Dans un second temps, cette démarche doit se dérouler à partir des profondes transformations que nous amène l’hégémonie de la culture audiovisuelle. Il est très difficile d’assumer l’audiovisuel tel qu’il est réellement : une nouvelle culture qui vient changer radicalement les règles du jeu de la connaissance. En d’autres termes, si à l’heure d’éduquer, nous continuons à concevoir les technologies de l’information et de la communication -TIC- uniquement comme un ensemble d’instruments qui agissent hors du processus pédagogique, nous enfermons alors l’éducation dans un tunnel sans issue.
Troisièmement, il est important de cerner dans toute sa dimension ce que signifie aujourd’hui construire un projet d’éducation au développement, à partir des apports innovateurs qui proviennent de la communication et de la culture audiovisuelle. Il ne s’agit donc plus seulement d’une entreprise limitée à l’éducation, mais cela constitue bel et bien un travail fondamental pour fonder à nouveau un système de coopération internationale pour le développement capable de répondre aux défis complexes de la réalité actuelle.
La question est : A partir de quels éléments peut-on revoir l’éducation au développement ? Il apparaît que repenser les interactions entre éducation, développement et solidarité suppose la prise en compte de différents éléments :
L’éducation formelle n’est plus au centre du processus éducatif.
Le temps a démontré que la crise mondiale de l’éducation a été avant tout une crise du modèle formel de l’éducation. Le modèle d’éducation actuel, centré sur la figue de l’école, n’est aujourd’hui plus capable de rendre compte du nouveau scénario, parce que ce dernier est basé – spatial et temporellement- sur des idées et des processus sociaux reliés à la « société-réseau », propres à l’ère informationnelle. D’une société ayant un système éducatif, nous sommes passés à une société éducative, qui serait traversée par le réseau éducatif à tous les niveaux.

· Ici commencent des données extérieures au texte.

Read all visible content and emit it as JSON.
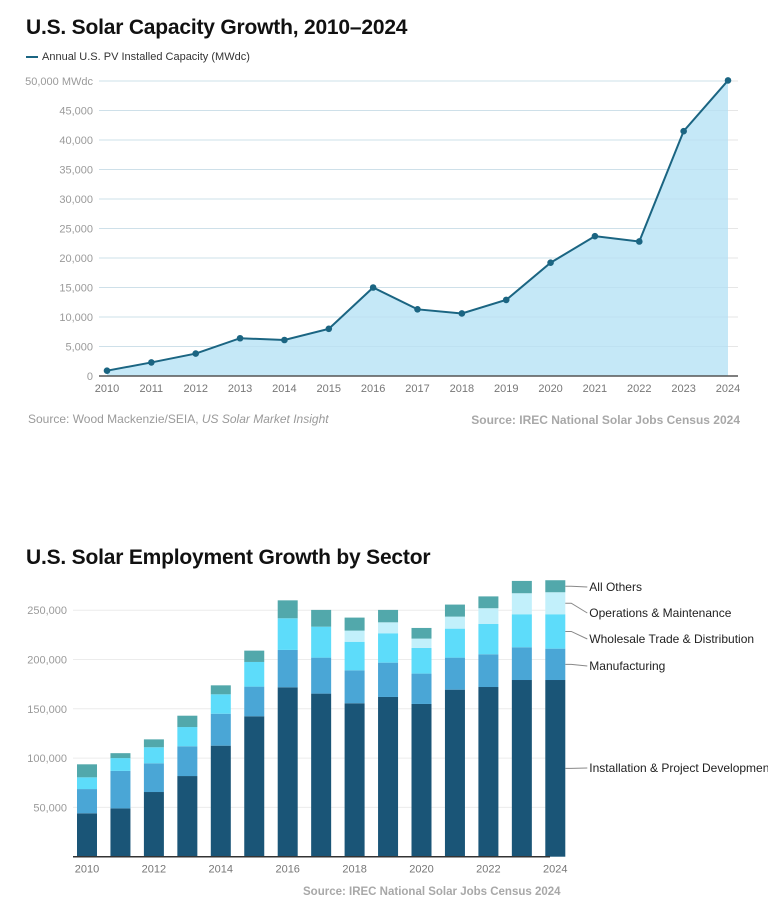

Nous avons confondu un élément permanent et consubstantiel à toute société, la fonction éducative, avec l’une de ses expressions, l’institution historique de l’éducation formelle, l’école. Il n’existe plus de réseau concret pour apprendre – le processus d’éducation est permanent – ni un espace hégémonique. Aujourd’hui, apprendre a lieu à tout moment et à tout endroit (internet). La connaissance est disséminée et les frontières entre science, information et savoir commun deviennent floues. On découvre que le processus d’éducation globale est beaucoup plus large, complexe et riche que l’école (secteur formel) et apparaissent d’autres secteurs –non formels et informels- qui prennent de plus en plus de poids.
Le résultat est que l’éducation se complexifie, devient une réalité dispersée, hétérogène et multiforme, en lien avec la mise en route de processus multiples qui impliquent, à leur tour, différentes dimensions et institutions, dont les mouvements sont en constante interaction. C’est ainsi que l’intégralité du processus éducatif est récupéré, le plan complet de ce processus avec toute sa richesse et sa complexité ; il ne nous reste plus qu’à assumer que l’éducation réside en la compréhension des interactions entre différents facteurs. Comme le dit Martín Barbero, éduquer n’a de sens que seulement si nous comprenons l’éducation comme un lieu de croisement.
C’est pourquoi, malgré que l’actuel modèle d’éducation au développement, né de et pour l’éducation formelle, vive en principe des temps de désorientation, il s’agit de lire ce changement comme une opportunité sans précédents pour se mettre à jour et se réinventer.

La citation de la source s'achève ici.